Altro che Michela Murgia, altro che convegni organizzati dalle senatrici del Pd sul patriarcato e il premierato: ella, cioè Elly, insomma Schlein, vada a pranzo dalla signora mamma Meloni, Anna Paratore. Non c’è forse in Italia esempio d’emancipazione femminile più fosforescente di quello meloniano. Casa, famiglia, governo e partito: comandano le donne in virtù d’una superiorità caratteriale, personale e politica. Talmente acquisita come fatto incontrovertibile, da non essere nemmeno rivendicata o fatta oggetto di quel genere di teorizzazioni ideologiche e propagandistiche che sono il piatto forte della sinistra che teorizza ma assai meno pratica la parità di genere. Una donna di destra, minuta e dal portamento sciolto e deciso, ha conquistato un partito di maschi, s’è affrancata dal padrinato degli uomini che l’avevano tenuta a battesimo come Fabio Rampelli, e camminando così spedita che nessuno avrebbe mai pensato di fermarla è diventata la prima presidente del Consiglio femmina nella storia della Repubblica.
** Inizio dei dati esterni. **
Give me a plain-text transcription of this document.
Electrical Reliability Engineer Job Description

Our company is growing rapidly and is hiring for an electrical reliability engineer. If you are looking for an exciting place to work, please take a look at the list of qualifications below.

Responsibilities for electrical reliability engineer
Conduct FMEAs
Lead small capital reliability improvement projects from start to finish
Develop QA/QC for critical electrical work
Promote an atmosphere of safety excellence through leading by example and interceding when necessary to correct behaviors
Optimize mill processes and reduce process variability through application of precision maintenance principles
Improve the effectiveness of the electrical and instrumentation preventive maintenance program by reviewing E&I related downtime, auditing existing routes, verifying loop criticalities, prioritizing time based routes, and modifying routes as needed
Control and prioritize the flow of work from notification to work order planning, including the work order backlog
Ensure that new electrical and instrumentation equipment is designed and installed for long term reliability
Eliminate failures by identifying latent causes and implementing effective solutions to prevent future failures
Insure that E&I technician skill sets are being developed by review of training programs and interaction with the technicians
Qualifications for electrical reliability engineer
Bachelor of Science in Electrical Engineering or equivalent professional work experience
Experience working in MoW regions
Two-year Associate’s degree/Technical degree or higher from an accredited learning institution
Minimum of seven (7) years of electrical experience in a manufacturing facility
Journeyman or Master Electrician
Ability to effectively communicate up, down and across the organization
Ha annientato senza pietà due maschi incontenibili come Berlusconi e Salvini, ha nominato per la prima volta nella storia una donna amministratore delegato d’una partecipata pubblica, Giuseppina Di Foggia ad di Terna, e poi ha interrotto centocinquant’anni di consuetudine maschile alla Ragioneria dello stato favorendo l’ascesa di Daria Perrotta nel cuore della finanza pubblica.
Infine ha pure replicato il matriarcato famigliare, quello dei compleanni che a casa Meloni (anzi Paratore) si festeggiano solo tra donne, anche a Palazzo Chigi dove ogni cosa è sottoposta all’attenzione della sua seconda sorella acquisita, la segretaria particolare Patrizia Scurti. Insomma a destra, sempre più, il melonismo diventa il simbolo di tutto ciò che probabilmente le donne di sinistra hanno sempre sognato – sarebbe bello se qualcuna di loro ci dicesse cosa ne pensa – compresa la trasformazione del maschio di governo in una figura minore e caricaturale, se non persino fantozziana: chi non si ricorda Meloni, in Parlamento, mentre rende omaggio a Satnam Singh, il bracciante indiano morto dissanguato, che rivolgendosi ai vicepremier Salvini e Tajani immobili e imbambolati dice loro: “Raga’, alzatevi in piedi pure voi”? Il prossimo convegno di Laura Boldrini va fatto ad Atreju. Ma subito.